Time and Again: Si does a double-take when he sees the arm and torch portion of the Statue of Liberty sitting in a New York City park waiting to be taken out to the harbor and assembled. It's a beautiful way of showing how much is familiar in New York and just how much has changed.

Was it better?
11/22/63: Peace, quiet and innocence - Jake decides the early Sixties had it all except when it comes to rights for women and minorities.
Time and Again: Finney does a great job of making the 1880s seems sweet and innocent but not too perfect. He also gives the reader reasons why it was that way not just the old "weren't the old days great?" bit.
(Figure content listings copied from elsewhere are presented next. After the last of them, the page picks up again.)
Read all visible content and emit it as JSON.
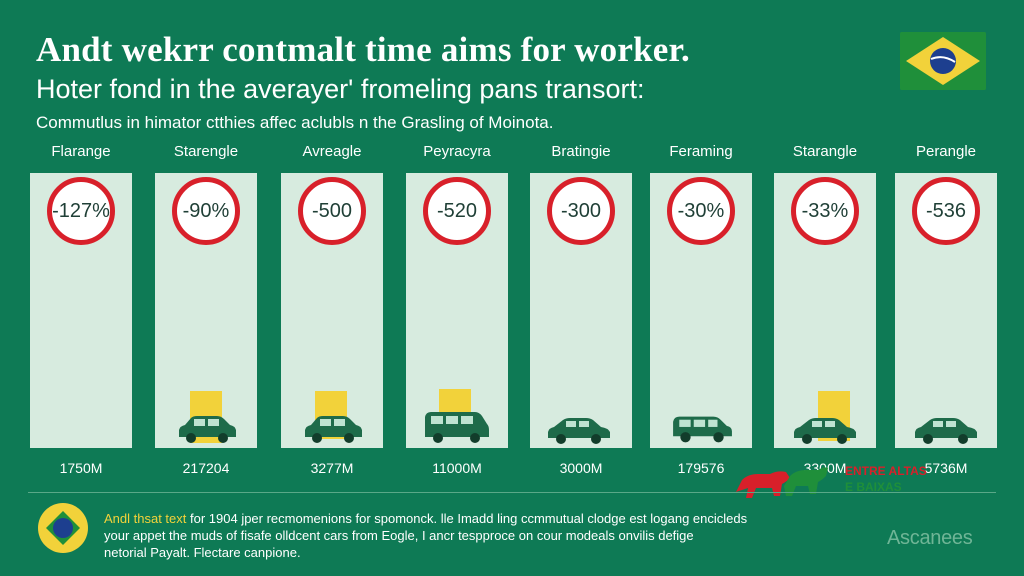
{
  "title": "Andt wekrr contmalt time aims for worker.",
  "subtitle": "Hoter fond in the averayer' fromeling pans transort:",
  "caption": "Commutlus in himator ctthies affec aclubls n the Grasling of Moinota.",
  "columns": [
    {
      "header": "Flarange",
      "badge": "-127%",
      "value": "1750M",
      "box": false
    },
    {
      "header": "Starengle",
      "badge": "-90%",
      "value": "217204",
      "box": true
    },
    {
      "header": "Avreagle",
      "badge": "-500",
      "value": "3277M",
      "box": true
    },
    {
      "header": "Peyracyra",
      "badge": "-520",
      "value": "11000M",
      "box": true
    },
    {
      "header": "Bratingie",
      "badge": "-300",
      "value": "3000M",
      "box": false
    },
    {
      "header": "Feraming",
      "badge": "-30%",
      "value": "179576",
      "box": false
    },
    {
      "header": "Starangle",
      "badge": "-33%",
      "value": "3300M",
      "box": true
    },
    {
      "header": "Perangle",
      "badge": "-536",
      "value": "5736M",
      "box": false
    }
  ],
  "footer": {
    "lead": "Andl thsat text",
    "line1": " for 1904 jper recmomenions for spomonck. lle Imadd ling ccmmutual clodge est logang encicleds",
    "line2": "your appet the muds of fisafe olldcent cars from Eogle, I ancr tespproce on cour modeals onvilis defige",
    "line3": "netorial Payalt. Flectare canpione."
  },
  "brand_line1": "ENTRE ALTAS",
  "brand_line2": "E BAIXAS",
  "watermark": "Ascanees",
  "colors": {
    "background": "#0e7a55",
    "column": "#d7ebdf",
    "badge_ring": "#d8202a",
    "car": "#1e6b4a",
    "accent_yellow": "#f2d23a"
  }
}
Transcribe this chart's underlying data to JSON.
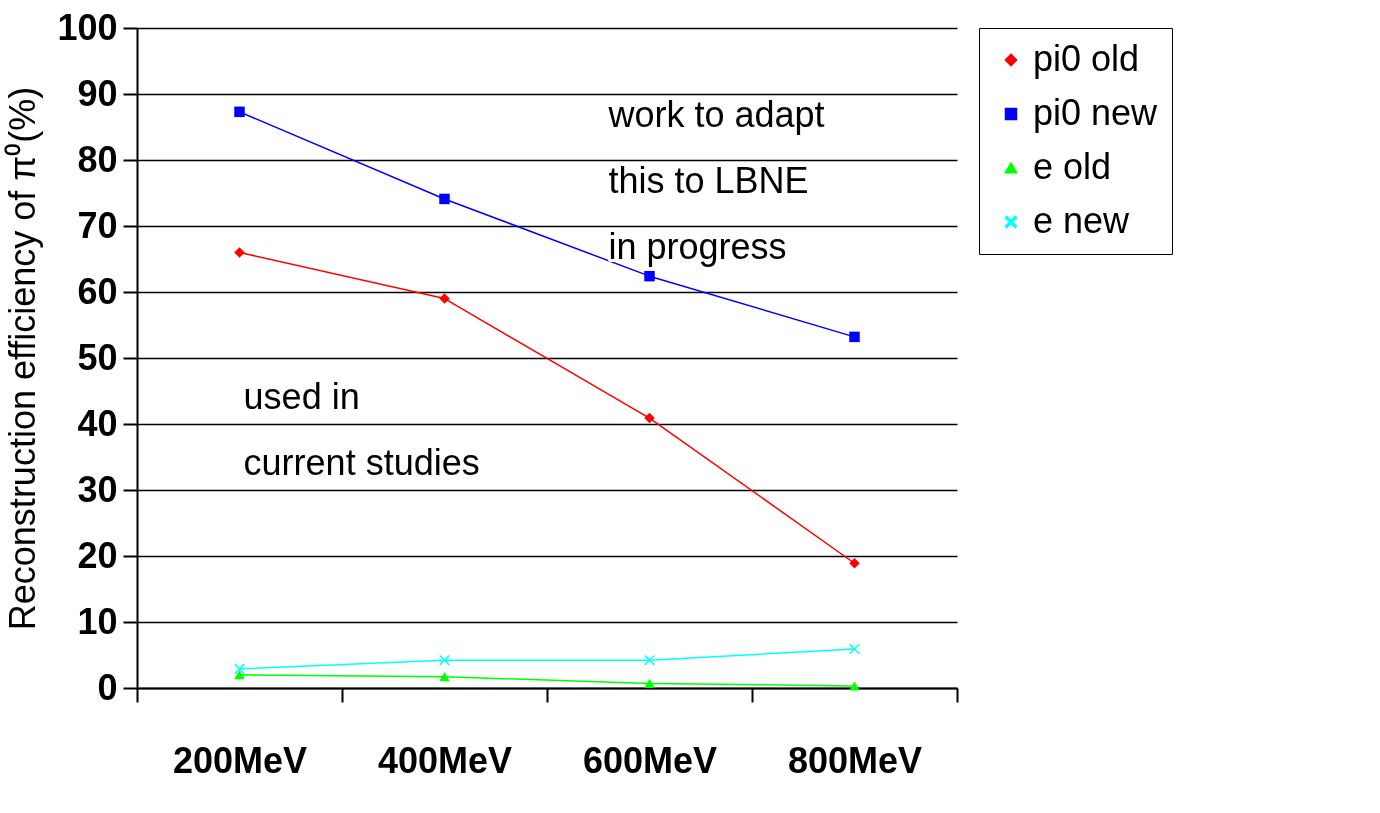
{
  "chart_data": {
    "type": "line",
    "ylabel": "Reconstruction efficiency of π⁰(%)",
    "categories": [
      "200MeV",
      "400MeV",
      "600MeV",
      "800MeV"
    ],
    "series": [
      {
        "name": "pi0 old",
        "color": "#ff0000",
        "marker": "diamond",
        "values": [
          66.0,
          59.0,
          40.9,
          18.9
        ]
      },
      {
        "name": "pi0 new",
        "color": "#0000ff",
        "marker": "square",
        "values": [
          87.3,
          74.1,
          62.4,
          53.2
        ]
      },
      {
        "name": "e old",
        "color": "#00ff00",
        "marker": "triangle",
        "values": [
          2.0,
          1.7,
          0.7,
          0.3
        ]
      },
      {
        "name": "e new",
        "color": "#00ffff",
        "marker": "cross",
        "values": [
          2.9,
          4.2,
          4.2,
          5.9
        ]
      }
    ],
    "ylim": [
      0,
      100
    ],
    "yticks": [
      0,
      10,
      20,
      30,
      40,
      50,
      60,
      70,
      80,
      90,
      100
    ],
    "grid": "y",
    "legend": "right",
    "annotations": [
      "work to adapt\nthis to LBNE\nin progress",
      "used in\ncurrent studies"
    ]
  }
}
"The Terminator" Timeline Theory: 
11/22/63: So the immediate question with time travel is: how much can be changed? King wins on this point. In his novel, the past is "obdurate" and does not want to be changed. Any time Jake tries to change events, circumstances conspire to stop him - even in the matter of a life that may seem small. King also subscribes to the butterfly effect: a good change in one place can cause some very bad things in another.
Time and Again: Finney comes from the "twig in the mighty stream" school. Si doesn't seem to change a whole lot. Even when he wanders around New York letting slip details from the 20th century and getting involved in major fires and blackmailing schemes.

Past Love Interest:
11/22/63: Sadie, a teacher at high school north of Dallas in the 1960s. Once Sadie comes on the scene, the book starts to lose steam. It was almost guaranteed that whenever I picked up the book hoping Jake would be stalking Lee Harvey Oswald, I'd have to wade through chapters and chapters about his relationship with Sadie. A big disappointment.
Time and Again: Julie, the niece of Aunt Ada who runs a boarding house and rents a room to Si Morley. She's a bit hastily sketched but acts believably according to her time. I didn't like how fast Si abandons his present-day girlfriend for her but hey - time travel is stressful. You might need someone on the other side.

Although, I think I liked King's take on time travel and his theory on just how much a time traveler can change, I enjoyed Finney's book more. Where King got bogged down in a silly relationship sub-plot, Finney managed to keep the focus on the basic reason for a time travel novel - the wonder and awe of seeing another time.

I'm not that familiar with New York City but I would imagine that anyone who is would be delighted by detailed depiction of old New York. I don't want to spoil too much but I also found that Time and Again (written in the 1970s) contained some chillingly prophetic images and situations for someone reading in the year 2011.

I would encourage readers to pick up both books - especially Finney's Time and Again. You won't be disappointed!